Finite differences and finite elements

Figure 3.11 depicts the hysteresis loops obtained from simulations of a nickel sphere (diameter $d$=200nm, $K_1$=0). The loops in the upper left, upper right and lower left of the figure show loops yielded with the OOMMF software, whilst the lower right loop was computed with magpar.

Figure: Hysteresis loops for nickel spheres of diameter $d$=200nm with no magnetocrystalline anisotropy with varying applied field offsets in $xy$ ($\theta$) and $xz$ ($\phi$). The top left hysteresis loop was performed with OOMMF with applied field offsets $\theta$=45$^o$, $\phi$=0$^o$. The top right loop (OOMMF) has $\theta$=10$^o$, $\phi$=0$^o$. The bottom left loop (OOMMF) has $\theta$=$30^o$, $\phi$=18$^o$. The bottom right hysteresis loop was performed with magpar using an applied field offset of $\theta$=4$^o$, $\phi$=6$^o$

For each simulation, the applied field direction was varied in $\theta$ and $\phi$, respectively the azimuth and polar angle of the applied field. These are relative to the orientation of the finite difference grid, aligned with the x-, y- and z-axes.

All the loops show a similar pattern just below saturation, with small openings in the hysteresis where the magnetisation moves from the single domain state into the vortex state.

It is interesting to note that in the loops computed with OOMMF there is an ``opening'' in the hysteresis loop around $B_x$=0, the size of which varies with the direction of the applied field, although it is never quite eliminated. The results from magpar do not display this characteristic.

These data show that the inner loop depends on the angles $\theta$ and $\phi$. For the spherically symmetric system that we wish to simulate, how the coordinate system of the simulation software is aligned relative to the direction of the applied field should be irrelevant.

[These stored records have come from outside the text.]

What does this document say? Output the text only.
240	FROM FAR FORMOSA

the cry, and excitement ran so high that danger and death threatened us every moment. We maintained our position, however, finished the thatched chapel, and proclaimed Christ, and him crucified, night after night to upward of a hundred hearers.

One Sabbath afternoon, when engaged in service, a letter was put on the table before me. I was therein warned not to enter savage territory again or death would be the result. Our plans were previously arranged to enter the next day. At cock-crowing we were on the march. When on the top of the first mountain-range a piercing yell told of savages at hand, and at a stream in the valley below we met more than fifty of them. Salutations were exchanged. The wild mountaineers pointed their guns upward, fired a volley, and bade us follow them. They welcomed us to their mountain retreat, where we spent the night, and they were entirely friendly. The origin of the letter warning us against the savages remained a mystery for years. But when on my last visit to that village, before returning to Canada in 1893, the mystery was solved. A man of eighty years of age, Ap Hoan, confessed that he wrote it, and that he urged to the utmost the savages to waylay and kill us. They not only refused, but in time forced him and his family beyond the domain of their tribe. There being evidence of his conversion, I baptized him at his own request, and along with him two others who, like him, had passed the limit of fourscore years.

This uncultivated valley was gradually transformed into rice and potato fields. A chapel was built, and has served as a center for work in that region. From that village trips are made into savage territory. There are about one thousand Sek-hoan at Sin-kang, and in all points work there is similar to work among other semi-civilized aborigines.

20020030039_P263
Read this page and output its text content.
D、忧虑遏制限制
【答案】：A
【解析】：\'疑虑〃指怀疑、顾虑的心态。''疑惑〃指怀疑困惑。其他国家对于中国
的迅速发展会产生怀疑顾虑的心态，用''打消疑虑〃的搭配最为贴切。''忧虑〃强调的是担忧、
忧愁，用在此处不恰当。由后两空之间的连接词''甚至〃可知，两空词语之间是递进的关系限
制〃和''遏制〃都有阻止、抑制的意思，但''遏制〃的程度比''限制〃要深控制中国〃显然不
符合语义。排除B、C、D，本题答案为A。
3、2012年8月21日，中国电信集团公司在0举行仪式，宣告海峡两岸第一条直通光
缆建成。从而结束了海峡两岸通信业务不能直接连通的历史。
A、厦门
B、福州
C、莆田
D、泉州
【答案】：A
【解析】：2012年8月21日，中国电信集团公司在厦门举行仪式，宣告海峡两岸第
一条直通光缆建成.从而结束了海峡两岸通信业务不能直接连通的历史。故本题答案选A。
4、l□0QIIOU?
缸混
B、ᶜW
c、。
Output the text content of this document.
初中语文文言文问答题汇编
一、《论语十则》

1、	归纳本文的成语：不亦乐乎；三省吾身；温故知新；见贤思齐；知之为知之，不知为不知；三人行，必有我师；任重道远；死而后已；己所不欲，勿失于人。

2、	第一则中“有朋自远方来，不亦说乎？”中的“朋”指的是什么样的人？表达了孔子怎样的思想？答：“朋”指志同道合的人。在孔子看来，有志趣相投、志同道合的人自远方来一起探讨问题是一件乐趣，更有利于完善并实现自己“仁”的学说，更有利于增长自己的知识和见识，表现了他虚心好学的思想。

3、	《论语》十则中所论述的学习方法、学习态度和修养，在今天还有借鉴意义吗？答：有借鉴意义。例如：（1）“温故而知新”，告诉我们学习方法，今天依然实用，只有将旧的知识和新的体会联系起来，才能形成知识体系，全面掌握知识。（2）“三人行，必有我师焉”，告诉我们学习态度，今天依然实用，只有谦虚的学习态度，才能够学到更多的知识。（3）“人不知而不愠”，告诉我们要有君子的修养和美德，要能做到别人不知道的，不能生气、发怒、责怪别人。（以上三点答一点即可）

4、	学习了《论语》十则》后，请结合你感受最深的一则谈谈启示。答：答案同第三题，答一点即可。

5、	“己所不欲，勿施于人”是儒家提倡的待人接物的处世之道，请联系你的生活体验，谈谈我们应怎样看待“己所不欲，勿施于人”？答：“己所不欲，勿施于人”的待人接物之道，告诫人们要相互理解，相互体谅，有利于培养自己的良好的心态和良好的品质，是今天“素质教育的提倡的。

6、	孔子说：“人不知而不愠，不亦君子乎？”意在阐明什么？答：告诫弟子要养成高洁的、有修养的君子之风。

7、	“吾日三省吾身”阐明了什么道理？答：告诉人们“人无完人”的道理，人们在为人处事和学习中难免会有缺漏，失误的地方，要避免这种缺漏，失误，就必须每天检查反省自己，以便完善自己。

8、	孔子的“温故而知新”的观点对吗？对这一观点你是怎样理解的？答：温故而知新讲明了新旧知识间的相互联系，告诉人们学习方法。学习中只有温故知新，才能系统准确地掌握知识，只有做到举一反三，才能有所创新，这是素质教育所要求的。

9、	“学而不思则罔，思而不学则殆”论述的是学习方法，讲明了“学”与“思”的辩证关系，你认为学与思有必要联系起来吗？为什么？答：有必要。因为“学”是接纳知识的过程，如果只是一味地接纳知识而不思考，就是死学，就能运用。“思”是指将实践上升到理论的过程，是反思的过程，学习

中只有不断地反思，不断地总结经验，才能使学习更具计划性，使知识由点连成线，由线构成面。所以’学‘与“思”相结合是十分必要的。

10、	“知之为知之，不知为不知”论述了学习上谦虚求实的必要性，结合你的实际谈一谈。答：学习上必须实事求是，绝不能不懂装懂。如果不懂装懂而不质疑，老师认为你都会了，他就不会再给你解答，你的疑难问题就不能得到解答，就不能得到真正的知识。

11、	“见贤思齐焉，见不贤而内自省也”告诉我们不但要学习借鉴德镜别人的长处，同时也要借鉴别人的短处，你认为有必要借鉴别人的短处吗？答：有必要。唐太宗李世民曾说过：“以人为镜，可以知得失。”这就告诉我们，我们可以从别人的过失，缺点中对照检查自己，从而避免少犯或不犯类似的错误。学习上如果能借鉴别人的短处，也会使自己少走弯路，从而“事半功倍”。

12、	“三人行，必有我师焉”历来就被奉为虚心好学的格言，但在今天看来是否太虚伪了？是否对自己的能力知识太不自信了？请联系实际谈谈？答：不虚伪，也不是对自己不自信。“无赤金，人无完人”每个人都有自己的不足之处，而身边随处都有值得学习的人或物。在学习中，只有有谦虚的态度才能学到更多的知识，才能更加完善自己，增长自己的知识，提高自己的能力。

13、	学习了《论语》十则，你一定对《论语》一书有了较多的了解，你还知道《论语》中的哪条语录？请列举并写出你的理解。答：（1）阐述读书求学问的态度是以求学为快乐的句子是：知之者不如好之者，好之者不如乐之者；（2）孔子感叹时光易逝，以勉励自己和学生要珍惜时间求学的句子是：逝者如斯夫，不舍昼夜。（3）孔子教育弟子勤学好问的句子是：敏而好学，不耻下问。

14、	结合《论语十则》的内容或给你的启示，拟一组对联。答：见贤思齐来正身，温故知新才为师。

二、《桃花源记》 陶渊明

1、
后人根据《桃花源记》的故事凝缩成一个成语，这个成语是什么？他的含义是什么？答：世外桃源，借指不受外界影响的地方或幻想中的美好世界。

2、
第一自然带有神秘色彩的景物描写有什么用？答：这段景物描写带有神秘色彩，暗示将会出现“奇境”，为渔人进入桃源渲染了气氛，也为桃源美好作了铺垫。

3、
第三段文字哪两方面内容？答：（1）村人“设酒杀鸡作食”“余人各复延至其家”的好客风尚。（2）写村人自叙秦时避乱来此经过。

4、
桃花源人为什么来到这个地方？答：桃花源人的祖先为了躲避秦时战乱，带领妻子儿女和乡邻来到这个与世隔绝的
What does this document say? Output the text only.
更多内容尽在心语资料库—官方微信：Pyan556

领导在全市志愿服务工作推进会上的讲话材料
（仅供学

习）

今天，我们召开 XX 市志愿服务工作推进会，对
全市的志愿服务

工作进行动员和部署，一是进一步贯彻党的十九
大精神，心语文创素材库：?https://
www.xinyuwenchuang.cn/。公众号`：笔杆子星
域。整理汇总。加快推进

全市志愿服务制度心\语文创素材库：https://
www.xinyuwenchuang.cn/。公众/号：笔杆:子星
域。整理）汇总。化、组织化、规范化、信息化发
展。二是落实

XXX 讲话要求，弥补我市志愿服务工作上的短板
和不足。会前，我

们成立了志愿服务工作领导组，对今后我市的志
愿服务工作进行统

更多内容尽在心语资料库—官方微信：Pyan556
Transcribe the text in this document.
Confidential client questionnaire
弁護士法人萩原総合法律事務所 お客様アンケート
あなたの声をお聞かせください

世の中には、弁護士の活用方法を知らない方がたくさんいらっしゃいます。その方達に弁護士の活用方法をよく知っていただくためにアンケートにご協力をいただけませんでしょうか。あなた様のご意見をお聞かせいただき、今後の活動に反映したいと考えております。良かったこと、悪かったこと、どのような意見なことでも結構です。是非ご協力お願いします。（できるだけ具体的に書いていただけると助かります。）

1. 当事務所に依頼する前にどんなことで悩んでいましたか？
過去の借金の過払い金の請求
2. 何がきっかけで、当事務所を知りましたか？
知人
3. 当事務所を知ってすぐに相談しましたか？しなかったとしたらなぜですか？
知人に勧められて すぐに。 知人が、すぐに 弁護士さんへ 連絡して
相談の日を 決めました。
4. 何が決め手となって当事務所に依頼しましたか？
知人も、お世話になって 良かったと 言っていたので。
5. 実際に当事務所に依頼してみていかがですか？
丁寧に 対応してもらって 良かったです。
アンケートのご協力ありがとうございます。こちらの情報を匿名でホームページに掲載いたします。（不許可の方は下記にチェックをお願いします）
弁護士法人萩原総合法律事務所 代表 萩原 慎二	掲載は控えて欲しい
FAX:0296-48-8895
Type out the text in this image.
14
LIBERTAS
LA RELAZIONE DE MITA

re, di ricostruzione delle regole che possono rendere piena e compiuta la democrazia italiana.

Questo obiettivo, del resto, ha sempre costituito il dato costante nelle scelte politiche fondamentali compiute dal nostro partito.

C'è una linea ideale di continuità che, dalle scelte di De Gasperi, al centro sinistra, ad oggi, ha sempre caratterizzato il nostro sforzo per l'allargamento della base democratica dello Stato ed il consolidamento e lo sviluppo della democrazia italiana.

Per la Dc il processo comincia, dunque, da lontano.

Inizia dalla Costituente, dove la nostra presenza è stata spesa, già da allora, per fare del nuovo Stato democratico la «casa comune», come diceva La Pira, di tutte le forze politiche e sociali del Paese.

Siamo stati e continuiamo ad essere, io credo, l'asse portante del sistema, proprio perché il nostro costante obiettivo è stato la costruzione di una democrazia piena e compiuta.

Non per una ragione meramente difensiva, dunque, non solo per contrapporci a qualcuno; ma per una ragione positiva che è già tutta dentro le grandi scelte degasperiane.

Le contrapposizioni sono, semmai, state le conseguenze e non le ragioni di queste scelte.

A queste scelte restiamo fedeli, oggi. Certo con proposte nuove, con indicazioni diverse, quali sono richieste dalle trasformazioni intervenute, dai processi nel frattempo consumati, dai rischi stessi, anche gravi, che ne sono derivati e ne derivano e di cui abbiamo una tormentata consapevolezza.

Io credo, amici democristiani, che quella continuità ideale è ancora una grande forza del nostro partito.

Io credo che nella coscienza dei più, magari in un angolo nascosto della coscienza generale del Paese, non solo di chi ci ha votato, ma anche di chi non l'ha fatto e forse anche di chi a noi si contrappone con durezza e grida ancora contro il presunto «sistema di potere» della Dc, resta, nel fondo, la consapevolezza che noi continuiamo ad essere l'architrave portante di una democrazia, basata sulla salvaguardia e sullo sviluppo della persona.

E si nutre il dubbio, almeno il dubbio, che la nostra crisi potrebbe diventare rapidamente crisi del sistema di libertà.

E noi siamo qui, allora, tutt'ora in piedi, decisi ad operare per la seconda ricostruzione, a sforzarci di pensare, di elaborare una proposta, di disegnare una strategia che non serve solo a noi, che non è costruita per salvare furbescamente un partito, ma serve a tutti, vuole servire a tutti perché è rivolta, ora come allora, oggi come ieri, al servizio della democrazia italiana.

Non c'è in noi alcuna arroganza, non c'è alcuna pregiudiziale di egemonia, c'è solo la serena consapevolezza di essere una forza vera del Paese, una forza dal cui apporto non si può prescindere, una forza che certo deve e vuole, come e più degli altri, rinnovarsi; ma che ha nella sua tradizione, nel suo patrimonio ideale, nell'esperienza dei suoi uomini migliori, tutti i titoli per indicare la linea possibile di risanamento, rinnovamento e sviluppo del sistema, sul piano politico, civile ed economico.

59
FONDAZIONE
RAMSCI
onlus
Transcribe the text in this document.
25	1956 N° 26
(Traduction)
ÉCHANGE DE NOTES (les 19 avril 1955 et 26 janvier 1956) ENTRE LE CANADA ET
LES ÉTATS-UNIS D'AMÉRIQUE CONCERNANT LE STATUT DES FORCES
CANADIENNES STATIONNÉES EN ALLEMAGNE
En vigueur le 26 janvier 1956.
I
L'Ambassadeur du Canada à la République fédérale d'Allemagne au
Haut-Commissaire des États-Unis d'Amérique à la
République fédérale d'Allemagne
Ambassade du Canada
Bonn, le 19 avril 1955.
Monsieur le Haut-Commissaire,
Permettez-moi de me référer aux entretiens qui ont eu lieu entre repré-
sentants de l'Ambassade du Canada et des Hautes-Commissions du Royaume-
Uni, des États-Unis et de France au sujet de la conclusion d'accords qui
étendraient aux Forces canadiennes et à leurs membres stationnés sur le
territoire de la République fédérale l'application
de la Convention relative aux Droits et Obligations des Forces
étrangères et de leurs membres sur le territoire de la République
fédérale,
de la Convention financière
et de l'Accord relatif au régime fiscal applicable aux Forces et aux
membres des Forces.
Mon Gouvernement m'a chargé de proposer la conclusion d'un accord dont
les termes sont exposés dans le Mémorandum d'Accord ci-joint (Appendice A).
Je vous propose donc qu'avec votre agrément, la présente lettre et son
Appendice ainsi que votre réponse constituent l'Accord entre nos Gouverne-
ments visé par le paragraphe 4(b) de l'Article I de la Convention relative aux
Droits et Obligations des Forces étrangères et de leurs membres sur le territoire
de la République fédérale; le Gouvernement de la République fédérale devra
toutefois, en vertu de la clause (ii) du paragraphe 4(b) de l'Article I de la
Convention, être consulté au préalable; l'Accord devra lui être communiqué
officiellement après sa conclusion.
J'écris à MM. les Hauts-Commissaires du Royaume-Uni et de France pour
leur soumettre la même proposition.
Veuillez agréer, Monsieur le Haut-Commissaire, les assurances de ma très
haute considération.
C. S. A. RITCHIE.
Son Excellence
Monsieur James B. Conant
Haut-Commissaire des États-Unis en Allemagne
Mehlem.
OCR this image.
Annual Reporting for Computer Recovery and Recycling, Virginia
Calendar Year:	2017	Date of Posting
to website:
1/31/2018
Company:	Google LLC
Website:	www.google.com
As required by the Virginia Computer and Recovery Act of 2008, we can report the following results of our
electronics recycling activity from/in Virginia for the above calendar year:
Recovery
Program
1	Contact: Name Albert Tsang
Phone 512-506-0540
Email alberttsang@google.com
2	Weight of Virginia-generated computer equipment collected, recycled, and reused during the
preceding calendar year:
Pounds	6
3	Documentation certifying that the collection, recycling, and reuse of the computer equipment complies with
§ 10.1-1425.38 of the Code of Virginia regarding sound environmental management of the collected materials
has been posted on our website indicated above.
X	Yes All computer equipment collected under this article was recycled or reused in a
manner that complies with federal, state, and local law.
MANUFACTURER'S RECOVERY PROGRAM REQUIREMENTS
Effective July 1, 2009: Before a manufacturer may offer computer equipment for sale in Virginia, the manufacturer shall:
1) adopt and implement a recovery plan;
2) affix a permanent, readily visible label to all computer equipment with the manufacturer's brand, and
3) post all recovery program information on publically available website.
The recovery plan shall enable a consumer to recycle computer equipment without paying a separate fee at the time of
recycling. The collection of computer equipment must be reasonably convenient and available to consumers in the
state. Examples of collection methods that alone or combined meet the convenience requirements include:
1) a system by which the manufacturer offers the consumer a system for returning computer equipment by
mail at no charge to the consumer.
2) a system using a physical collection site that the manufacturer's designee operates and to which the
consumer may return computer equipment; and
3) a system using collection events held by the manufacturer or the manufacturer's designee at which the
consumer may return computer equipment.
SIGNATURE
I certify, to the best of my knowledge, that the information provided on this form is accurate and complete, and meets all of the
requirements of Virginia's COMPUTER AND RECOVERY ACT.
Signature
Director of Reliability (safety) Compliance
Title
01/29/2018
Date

It is therefore likely that the inner openings in the hysteresis loops are an artefact of the finite difference simulation technique as these vary substantially as a function of this direction.

Initially, we assume the applied field is zero and the magnetisation forms a vortex with the core pointing in the $x$ direction as shown later in figure 3.15, and a very small field is applied in the opposite direction (i.e. $-x$) such that the vortex structure of the magnetisation is not significantly affected. Since the overall magnetic moment of the magnetisation is finite and points in the direction of the moments in the vortex core, it is therefore energetically favourable for the system to align the vortex core with the applied field.

In order for this to happen, the vortex core needs to turn around by 180 degrees (i.e. point in $-x$ rather than $+x$. If there is no magnetocrystalline anisotropy in the system, the spherically symmetric sphere should allow the core to rotate round in either $\theta$ or $\phi$, similar to a typical Stoner-Wohlfarth particle. The spherical symmetry should not allow the occurrence of the ``inner'' hysteresis loop indicated in figure 3.11; this is supported by the results presented in the lower right of figure 3.11 computed with the finite element code.

It is plausible therefore to assume that directions along the discretisation axis are either favoured or avoided by the system when a finite difference grid is introduced for symmetric geometries.